My feelings for Ucluelet and Tofino are not wrapped up so much in the landscape as in my deep love for two people who live on a boat. This clouds my reaction somewhat, although the lingering distrust between me, Earth Woman and She, the undulating Pacific, is still apparent. She stays on her side and I on mine.

Since I haven't had a chance to wander through Fort St. John or the other areas of Vancouver where I used to live, this brings me to good old Marpole. Most of the stores are exactly the same, except the Safeway looks even more squat and in need of a polish. One of the poignant geographical spots for me is the crossroads of 70th and Granville. It just hovers there like a decision that needs to be made over and over, with all those people in their cars oblivious to the lines of power they are driving through. A terrible sense of loss settles into my stomach, as my heart is reminded of all the times I have gone the wrong way.

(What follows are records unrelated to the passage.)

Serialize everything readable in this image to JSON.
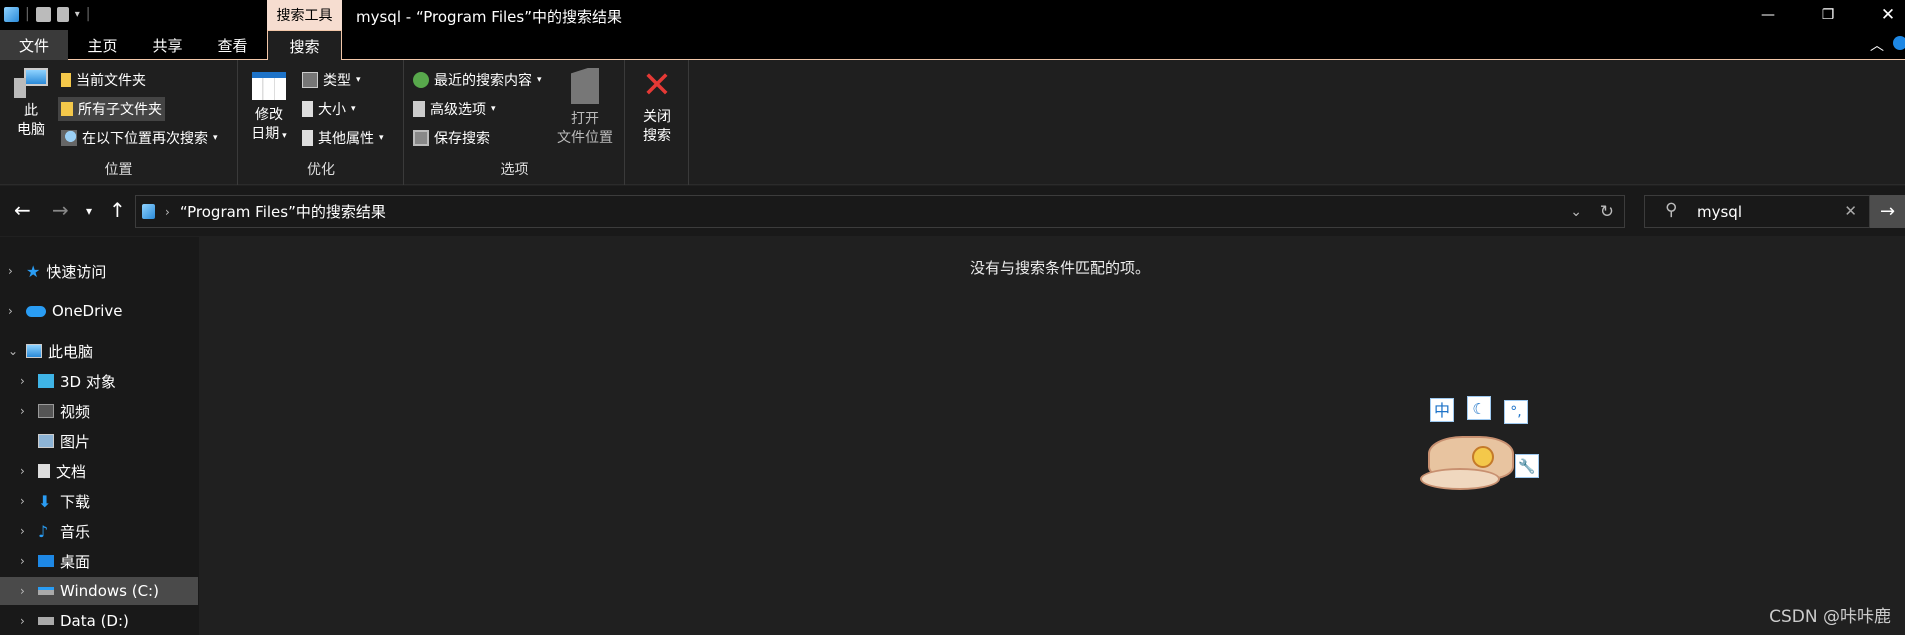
{
  "window": {
    "context_tab": "搜索工具",
    "title": "mysql - “Program Files”中的搜索结果"
  },
  "tabs": {
    "file": "文件",
    "home": "主页",
    "share": "共享",
    "view": "查看",
    "search": "搜索"
  },
  "ribbon": {
    "location": {
      "this_pc_line1": "此",
      "this_pc_line2": "电脑",
      "current_folder": "当前文件夹",
      "all_subfolders": "所有子文件夹",
      "search_again": "在以下位置再次搜索",
      "label": "位置"
    },
    "refine": {
      "date_line1": "修改",
      "date_line2": "日期",
      "kind": "类型",
      "size": "大小",
      "other_props": "其他属性",
      "label": "优化"
    },
    "options": {
      "recent": "最近的搜索内容",
      "advanced": "高级选项",
      "save": "保存搜索",
      "open_line1": "打开",
      "open_line2": "文件位置",
      "label": "选项"
    },
    "close": {
      "line1": "关闭",
      "line2": "搜索"
    }
  },
  "address": {
    "path": "“Program Files”中的搜索结果",
    "search_value": "mysql"
  },
  "nav": {
    "quick_access": "快速访问",
    "onedrive": "OneDrive",
    "this_pc": "此电脑",
    "items": [
      {
        "label": "3D 对象",
        "icon": "3d-objects-icon"
      },
      {
        "label": "视频",
        "icon": "video-icon"
      },
      {
        "label": "图片",
        "icon": "pictures-icon"
      },
      {
        "label": "文档",
        "icon": "documents-icon"
      },
      {
        "label": "下载",
        "icon": "downloads-icon"
      },
      {
        "label": "音乐",
        "icon": "music-icon"
      },
      {
        "label": "桌面",
        "icon": "desktop-icon"
      },
      {
        "label": "Windows (C:)",
        "icon": "drive-c-icon"
      },
      {
        "label": "Data (D:)",
        "icon": "drive-d-icon"
      }
    ]
  },
  "main": {
    "empty_message": "没有与搜索条件匹配的项。"
  },
  "ime": {
    "lang": "中"
  },
  "watermark": "CSDN @咔咔鹿"
}
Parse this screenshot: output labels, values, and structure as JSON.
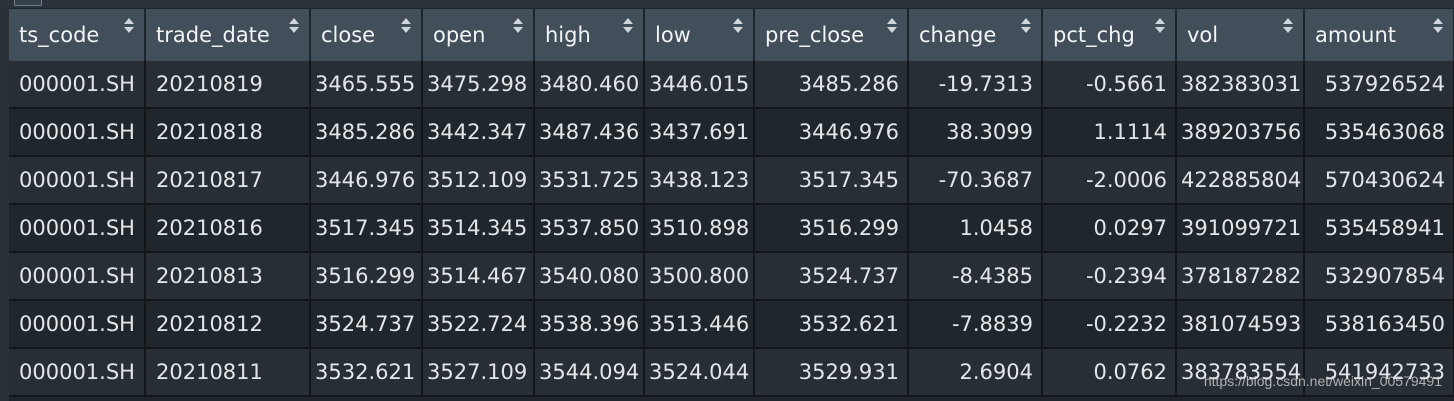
{
  "columns": [
    {
      "label": "ts_code"
    },
    {
      "label": "trade_date"
    },
    {
      "label": "close"
    },
    {
      "label": "open"
    },
    {
      "label": "high"
    },
    {
      "label": "low"
    },
    {
      "label": "pre_close"
    },
    {
      "label": "change"
    },
    {
      "label": "pct_chg"
    },
    {
      "label": "vol"
    },
    {
      "label": "amount"
    }
  ],
  "rows": [
    [
      "000001.SH",
      "20210819",
      "3465.555",
      "3475.298",
      "3480.460",
      "3446.015",
      "3485.286",
      "-19.7313",
      "-0.5661",
      "382383031",
      "537926524"
    ],
    [
      "000001.SH",
      "20210818",
      "3485.286",
      "3442.347",
      "3487.436",
      "3437.691",
      "3446.976",
      "38.3099",
      "1.1114",
      "389203756",
      "535463068"
    ],
    [
      "000001.SH",
      "20210817",
      "3446.976",
      "3512.109",
      "3531.725",
      "3438.123",
      "3517.345",
      "-70.3687",
      "-2.0006",
      "422885804",
      "570430624"
    ],
    [
      "000001.SH",
      "20210816",
      "3517.345",
      "3514.345",
      "3537.850",
      "3510.898",
      "3516.299",
      "1.0458",
      "0.0297",
      "391099721",
      "535458941"
    ],
    [
      "000001.SH",
      "20210813",
      "3516.299",
      "3514.467",
      "3540.080",
      "3500.800",
      "3524.737",
      "-8.4385",
      "-0.2394",
      "378187282",
      "532907854"
    ],
    [
      "000001.SH",
      "20210812",
      "3524.737",
      "3522.724",
      "3538.396",
      "3513.446",
      "3532.621",
      "-7.8839",
      "-0.2232",
      "381074593",
      "538163450"
    ],
    [
      "000001.SH",
      "20210811",
      "3532.621",
      "3527.109",
      "3544.094",
      "3524.044",
      "3529.931",
      "2.6904",
      "0.0762",
      "383783554",
      "541942733"
    ]
  ],
  "watermark": "https://blog.csdn.net/weixin_00579491"
}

I wonder how I will feel about Edinburgh in the future. I know that eventually I will move back to Canada. The scent of the willows told me that. When is a question I cannot answer. I wonder if I will ever be able to be solid in a place. I have spread my spirit over so much area that sometimes I feel that I may succeed in my desire to dissolve completely into Things. Except, that is, for this lingering sensation of homelessness, and doubt that I may be going about it the wrong way.

It is nearing 5am, and maybe if I try hard I can still sleep a couple of hours.

2 comments:

Anonymous said...

beautiful post dearie. if mikara makes you feel so damn good, you should spend more time with her.
she is pretty cool after all - crazy tree-planter hair and all :)

PurestGreen said...

Mikara is indeed most glorious, crazy tree planter hair or not! Someday Mikara should visit the wonderful land of Scotland, and eat deep fried mars bars with sophia.